04 March 2014

Benjamin Butler, Grandma, and Exhaustive Searches

"Reasonably exhaustive research---emphasizing original records...for all evidence that might answer a genealogist's question...." (p. 1  of 50th anniversary edition of Board for Certification of Genealogists' Genealogy Standards ).


I am inclined to think that "reasonably exhaustive searches" are very relative to the problem at hand. If I am searching for the death date of my grandmother in Bradenton, Florida, in 2008, how exhaustive should that search be? Do I need to see "everything" such as:

  • death certificate
  • funeral home records
  • business records of the "retirement community" where she lived
  • social security death index entry
  • tombstone
In the case of my grandmother, I may have an interest in all those records, just because of "what else they might say." But if I'm documenting the death of a more distant cousin who also died in Florida in 2008, do I need all that? 

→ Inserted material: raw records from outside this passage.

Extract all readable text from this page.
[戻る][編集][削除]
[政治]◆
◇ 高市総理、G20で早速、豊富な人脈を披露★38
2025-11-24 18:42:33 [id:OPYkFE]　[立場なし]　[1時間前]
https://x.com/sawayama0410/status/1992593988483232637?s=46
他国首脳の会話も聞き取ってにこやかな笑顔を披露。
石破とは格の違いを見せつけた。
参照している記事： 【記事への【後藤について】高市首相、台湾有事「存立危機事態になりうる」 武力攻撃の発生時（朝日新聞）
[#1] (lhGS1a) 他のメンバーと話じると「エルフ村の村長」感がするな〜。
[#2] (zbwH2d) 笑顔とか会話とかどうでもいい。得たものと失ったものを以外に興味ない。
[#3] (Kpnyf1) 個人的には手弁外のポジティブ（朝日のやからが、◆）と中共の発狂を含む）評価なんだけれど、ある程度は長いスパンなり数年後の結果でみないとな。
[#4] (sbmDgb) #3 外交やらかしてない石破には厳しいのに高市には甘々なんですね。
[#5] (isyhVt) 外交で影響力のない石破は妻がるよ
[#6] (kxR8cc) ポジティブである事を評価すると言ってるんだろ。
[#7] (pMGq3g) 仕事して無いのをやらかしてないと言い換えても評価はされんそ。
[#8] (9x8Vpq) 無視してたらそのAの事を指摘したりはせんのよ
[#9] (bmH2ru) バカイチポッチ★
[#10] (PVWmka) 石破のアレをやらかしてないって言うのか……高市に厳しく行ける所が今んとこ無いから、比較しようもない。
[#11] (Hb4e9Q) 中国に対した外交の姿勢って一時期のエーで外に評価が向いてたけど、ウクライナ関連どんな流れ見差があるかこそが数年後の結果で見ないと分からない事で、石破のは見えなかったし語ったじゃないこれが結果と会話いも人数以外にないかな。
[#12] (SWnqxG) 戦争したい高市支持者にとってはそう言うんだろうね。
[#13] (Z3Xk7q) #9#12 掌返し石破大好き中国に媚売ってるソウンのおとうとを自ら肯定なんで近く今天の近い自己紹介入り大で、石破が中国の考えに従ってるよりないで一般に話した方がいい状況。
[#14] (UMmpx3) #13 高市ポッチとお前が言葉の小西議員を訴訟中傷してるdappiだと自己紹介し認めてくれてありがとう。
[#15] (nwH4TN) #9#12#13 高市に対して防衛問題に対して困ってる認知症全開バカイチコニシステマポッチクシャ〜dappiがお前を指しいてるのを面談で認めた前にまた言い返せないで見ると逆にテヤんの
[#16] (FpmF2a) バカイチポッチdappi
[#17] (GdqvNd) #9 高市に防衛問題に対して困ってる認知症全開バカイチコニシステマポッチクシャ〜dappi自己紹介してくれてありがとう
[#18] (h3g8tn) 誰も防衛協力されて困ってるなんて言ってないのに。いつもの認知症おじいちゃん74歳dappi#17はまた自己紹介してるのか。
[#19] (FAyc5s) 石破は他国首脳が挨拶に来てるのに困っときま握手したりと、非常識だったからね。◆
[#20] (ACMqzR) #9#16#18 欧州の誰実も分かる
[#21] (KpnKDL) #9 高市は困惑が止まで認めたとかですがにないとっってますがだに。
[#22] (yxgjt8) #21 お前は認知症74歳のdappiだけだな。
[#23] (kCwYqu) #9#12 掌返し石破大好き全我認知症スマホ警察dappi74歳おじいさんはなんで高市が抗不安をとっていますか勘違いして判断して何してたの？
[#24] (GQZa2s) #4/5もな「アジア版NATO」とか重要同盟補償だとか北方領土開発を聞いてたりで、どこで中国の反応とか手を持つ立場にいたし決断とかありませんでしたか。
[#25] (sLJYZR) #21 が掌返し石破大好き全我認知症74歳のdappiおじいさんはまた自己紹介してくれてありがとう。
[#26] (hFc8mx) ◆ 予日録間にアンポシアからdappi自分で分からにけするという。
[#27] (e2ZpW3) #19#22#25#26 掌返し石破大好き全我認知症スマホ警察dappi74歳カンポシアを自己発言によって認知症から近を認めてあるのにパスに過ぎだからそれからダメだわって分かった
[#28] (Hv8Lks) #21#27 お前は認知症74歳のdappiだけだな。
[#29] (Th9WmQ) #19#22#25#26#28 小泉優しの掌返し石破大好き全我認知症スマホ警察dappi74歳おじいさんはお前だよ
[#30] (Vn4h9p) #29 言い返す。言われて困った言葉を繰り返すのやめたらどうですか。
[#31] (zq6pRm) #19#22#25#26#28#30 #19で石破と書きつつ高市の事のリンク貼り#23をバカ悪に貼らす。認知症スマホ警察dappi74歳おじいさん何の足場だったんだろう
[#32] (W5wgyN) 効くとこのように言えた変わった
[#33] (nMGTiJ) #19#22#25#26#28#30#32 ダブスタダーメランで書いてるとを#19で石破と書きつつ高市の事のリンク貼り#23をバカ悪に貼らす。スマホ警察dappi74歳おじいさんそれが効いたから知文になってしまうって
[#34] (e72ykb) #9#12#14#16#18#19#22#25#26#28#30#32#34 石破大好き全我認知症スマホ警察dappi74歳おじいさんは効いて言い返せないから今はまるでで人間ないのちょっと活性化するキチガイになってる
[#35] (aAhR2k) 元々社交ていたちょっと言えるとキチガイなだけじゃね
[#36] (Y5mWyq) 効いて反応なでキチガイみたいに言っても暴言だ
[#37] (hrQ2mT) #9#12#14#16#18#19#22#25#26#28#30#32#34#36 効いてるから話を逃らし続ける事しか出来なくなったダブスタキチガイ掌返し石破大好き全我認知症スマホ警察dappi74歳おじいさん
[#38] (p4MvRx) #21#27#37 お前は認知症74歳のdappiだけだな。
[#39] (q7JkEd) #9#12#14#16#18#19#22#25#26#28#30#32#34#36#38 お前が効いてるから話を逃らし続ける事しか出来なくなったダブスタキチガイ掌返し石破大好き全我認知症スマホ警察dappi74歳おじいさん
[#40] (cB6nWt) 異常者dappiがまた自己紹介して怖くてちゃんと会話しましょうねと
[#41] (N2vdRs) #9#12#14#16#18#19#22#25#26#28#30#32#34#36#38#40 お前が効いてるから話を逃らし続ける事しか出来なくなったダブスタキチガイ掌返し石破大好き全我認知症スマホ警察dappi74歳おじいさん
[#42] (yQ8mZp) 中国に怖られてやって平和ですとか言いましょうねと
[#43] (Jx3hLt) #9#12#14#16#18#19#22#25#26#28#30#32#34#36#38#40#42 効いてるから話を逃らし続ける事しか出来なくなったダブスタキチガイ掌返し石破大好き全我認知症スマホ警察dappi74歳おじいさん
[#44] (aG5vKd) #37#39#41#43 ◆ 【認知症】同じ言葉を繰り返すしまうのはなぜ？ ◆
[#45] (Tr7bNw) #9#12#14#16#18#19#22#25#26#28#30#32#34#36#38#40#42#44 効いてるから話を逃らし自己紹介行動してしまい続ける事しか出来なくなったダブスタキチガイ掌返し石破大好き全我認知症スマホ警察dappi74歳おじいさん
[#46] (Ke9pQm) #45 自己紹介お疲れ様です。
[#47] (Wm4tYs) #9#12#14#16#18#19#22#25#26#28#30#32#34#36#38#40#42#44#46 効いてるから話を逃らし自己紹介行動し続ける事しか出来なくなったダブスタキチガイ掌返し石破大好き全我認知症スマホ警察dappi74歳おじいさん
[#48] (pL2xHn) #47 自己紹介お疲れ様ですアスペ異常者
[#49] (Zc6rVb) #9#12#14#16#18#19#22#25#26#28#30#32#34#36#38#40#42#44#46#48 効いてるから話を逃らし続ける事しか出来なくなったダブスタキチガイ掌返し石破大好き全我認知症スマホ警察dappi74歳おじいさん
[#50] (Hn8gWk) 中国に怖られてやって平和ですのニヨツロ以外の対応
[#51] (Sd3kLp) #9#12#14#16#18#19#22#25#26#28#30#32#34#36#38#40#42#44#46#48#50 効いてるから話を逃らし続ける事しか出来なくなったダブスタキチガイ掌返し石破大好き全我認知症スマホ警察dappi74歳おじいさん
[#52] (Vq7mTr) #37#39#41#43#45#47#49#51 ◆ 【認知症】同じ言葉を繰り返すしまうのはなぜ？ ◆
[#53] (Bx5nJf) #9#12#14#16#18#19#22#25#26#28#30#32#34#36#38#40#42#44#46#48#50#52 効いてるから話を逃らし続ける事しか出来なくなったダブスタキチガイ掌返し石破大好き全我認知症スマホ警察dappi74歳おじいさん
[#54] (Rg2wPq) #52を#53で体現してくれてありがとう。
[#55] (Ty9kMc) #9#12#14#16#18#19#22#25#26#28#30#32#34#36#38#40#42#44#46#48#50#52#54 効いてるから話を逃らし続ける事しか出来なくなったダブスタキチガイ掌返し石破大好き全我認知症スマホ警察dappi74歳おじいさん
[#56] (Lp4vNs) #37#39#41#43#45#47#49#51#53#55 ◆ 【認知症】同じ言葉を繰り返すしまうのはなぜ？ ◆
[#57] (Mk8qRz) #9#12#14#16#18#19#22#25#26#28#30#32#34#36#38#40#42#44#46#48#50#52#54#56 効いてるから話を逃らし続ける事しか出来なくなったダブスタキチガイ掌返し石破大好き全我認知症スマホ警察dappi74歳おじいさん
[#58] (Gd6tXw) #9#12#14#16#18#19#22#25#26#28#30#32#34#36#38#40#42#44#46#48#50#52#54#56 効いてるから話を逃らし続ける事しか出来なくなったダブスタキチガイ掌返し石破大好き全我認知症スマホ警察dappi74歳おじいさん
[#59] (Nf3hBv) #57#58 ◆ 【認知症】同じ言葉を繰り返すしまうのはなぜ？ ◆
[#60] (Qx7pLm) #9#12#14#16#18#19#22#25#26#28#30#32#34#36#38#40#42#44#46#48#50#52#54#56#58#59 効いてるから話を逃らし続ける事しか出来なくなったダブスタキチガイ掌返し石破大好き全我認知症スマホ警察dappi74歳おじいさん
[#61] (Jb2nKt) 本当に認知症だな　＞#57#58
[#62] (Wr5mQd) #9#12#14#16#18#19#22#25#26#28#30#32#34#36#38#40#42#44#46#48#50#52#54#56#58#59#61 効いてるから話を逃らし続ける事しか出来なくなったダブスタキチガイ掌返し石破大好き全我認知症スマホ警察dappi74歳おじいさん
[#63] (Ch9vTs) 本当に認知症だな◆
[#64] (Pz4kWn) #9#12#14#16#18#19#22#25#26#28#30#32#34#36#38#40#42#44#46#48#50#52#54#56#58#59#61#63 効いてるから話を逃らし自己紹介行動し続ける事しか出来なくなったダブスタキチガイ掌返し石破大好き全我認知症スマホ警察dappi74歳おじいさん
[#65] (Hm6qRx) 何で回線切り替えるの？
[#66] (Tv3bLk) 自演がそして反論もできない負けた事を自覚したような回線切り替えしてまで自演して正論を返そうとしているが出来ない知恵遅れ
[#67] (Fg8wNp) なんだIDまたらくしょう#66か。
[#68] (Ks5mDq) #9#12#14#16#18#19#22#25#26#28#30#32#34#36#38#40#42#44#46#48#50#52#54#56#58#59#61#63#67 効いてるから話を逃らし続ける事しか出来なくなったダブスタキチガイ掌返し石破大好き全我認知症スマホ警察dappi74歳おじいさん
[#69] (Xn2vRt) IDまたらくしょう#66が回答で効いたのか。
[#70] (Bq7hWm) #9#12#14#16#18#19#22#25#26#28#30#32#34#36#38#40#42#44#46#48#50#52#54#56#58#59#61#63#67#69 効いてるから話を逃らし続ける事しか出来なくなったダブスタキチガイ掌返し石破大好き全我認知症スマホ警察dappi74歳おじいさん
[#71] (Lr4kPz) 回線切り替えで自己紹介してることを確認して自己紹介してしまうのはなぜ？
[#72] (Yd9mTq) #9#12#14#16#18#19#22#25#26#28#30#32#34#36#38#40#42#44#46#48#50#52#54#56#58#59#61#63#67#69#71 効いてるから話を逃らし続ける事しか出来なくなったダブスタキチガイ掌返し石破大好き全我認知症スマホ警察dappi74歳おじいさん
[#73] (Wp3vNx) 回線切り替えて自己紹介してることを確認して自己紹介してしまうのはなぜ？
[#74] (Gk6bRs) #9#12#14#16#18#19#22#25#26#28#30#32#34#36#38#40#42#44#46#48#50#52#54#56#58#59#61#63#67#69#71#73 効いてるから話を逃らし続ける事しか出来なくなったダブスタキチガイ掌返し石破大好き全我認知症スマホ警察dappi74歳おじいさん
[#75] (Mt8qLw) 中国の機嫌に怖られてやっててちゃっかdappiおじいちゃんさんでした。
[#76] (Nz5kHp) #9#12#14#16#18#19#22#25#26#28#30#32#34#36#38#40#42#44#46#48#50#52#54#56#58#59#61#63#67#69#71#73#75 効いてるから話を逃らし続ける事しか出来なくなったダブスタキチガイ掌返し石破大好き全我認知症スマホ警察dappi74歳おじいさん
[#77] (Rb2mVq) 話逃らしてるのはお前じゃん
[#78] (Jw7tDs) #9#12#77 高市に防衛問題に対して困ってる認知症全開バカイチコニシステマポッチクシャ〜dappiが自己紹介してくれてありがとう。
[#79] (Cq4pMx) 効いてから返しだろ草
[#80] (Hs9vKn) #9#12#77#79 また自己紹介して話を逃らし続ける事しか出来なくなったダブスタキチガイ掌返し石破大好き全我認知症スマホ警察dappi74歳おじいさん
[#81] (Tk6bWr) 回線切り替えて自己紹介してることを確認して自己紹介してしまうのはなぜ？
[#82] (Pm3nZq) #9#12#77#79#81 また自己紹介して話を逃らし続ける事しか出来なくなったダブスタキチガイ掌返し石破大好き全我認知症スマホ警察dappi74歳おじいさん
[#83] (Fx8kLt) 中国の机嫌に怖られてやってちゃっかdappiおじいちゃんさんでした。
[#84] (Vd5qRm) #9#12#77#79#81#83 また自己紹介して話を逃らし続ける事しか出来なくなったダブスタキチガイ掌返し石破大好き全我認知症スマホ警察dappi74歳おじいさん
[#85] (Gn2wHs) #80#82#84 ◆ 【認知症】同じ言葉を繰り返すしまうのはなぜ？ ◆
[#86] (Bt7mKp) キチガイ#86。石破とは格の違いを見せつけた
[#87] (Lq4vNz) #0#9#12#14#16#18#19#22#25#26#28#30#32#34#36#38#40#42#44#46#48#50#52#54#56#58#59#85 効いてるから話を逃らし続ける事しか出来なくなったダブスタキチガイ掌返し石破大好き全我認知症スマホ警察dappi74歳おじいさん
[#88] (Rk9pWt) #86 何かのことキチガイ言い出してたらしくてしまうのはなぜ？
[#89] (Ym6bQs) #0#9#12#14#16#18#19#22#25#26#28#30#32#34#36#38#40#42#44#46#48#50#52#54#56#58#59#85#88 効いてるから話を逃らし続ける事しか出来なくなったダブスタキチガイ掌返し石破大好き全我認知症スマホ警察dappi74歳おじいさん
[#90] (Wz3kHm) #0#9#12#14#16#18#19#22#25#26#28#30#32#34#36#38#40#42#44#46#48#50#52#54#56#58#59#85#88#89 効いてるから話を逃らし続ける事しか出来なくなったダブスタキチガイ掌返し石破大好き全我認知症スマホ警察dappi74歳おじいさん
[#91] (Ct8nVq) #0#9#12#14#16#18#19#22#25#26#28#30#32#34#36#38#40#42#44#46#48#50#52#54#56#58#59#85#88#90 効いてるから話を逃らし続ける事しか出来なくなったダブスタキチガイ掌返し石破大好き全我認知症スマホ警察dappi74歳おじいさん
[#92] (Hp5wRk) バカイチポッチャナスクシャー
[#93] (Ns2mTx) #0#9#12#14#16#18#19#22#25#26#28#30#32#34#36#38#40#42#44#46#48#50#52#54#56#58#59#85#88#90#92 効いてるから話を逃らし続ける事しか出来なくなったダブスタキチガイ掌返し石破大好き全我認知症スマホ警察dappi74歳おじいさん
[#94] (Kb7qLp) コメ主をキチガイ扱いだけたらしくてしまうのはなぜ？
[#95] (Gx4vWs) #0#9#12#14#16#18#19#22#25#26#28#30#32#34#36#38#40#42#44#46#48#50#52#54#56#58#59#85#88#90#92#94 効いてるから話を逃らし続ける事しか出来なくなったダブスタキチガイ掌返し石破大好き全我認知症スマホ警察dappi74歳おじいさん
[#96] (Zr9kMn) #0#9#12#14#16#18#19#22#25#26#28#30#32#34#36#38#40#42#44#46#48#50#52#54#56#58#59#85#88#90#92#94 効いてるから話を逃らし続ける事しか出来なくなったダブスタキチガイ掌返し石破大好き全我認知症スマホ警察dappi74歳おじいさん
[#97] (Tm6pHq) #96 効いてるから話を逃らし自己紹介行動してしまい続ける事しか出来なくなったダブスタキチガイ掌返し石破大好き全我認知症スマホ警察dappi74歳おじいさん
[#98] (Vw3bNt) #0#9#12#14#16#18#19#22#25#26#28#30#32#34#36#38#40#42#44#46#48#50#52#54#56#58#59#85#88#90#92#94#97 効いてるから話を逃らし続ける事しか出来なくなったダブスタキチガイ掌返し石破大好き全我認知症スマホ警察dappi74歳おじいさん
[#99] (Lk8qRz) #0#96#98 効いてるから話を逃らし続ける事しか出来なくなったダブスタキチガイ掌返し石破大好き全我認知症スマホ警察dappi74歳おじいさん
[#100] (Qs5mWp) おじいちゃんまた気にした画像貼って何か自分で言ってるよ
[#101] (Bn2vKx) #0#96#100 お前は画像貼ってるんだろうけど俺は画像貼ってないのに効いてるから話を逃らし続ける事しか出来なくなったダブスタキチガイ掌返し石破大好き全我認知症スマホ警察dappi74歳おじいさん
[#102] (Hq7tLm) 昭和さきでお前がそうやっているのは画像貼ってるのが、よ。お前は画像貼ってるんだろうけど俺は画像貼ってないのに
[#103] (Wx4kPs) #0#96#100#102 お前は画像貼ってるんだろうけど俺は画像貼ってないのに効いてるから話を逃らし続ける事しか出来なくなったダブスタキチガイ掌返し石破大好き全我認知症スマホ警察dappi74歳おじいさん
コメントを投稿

Probably not. There's the issue of time and money. In most cases in this time period, the death certificate or maybe the social security death index entry will suffice. Could they be incorrect? Yes. But as long as I completely cite the source I have used someone else will be able to judge the reliability of my information. I just don't think it is possible to research "everything" on "everyone." There's a limit to how much I can spend, how much time I have to research, and how much information I can process. 

And in the case of Grandma, how much of that information is really repeated? Most likely (with the exception of transcription or typographical errors) the information on the death certificate, funeral home records, social security death index, and tombstone all have the same "original" informant. 

Are there cases where I want to go totally all out to be exhaustive?

Yes. 

I'll get every piece of information I can on Benjamin Butler who was born about 1819 in New York State and lived in Michigan, Ontario, Kansas, Nebraska, Iowa, and Missouri before dying in the 1880s. Benjamin is an entirely different problem in an entirely different time period. In his case, when I think of an exhaustive search, I think of totally, get everything, no stone unturned, try and research every neighbor and associate kind of research.

That's not necessary on Grandma or on most people who died in 2008. Some perhaps, but all. 

When records are scant, less direct, and less detailed, exhaustion is important. I don't think it's always necessary on more recent individuals. But like everything else--what's "exhaustive" is situational.

Exhaustive searches on people who don't need exhaustive searches leaves my brain and my wallet exhausted.

And that makes it more difficult to research the early 19th century New York natives like good ol' Benjamin.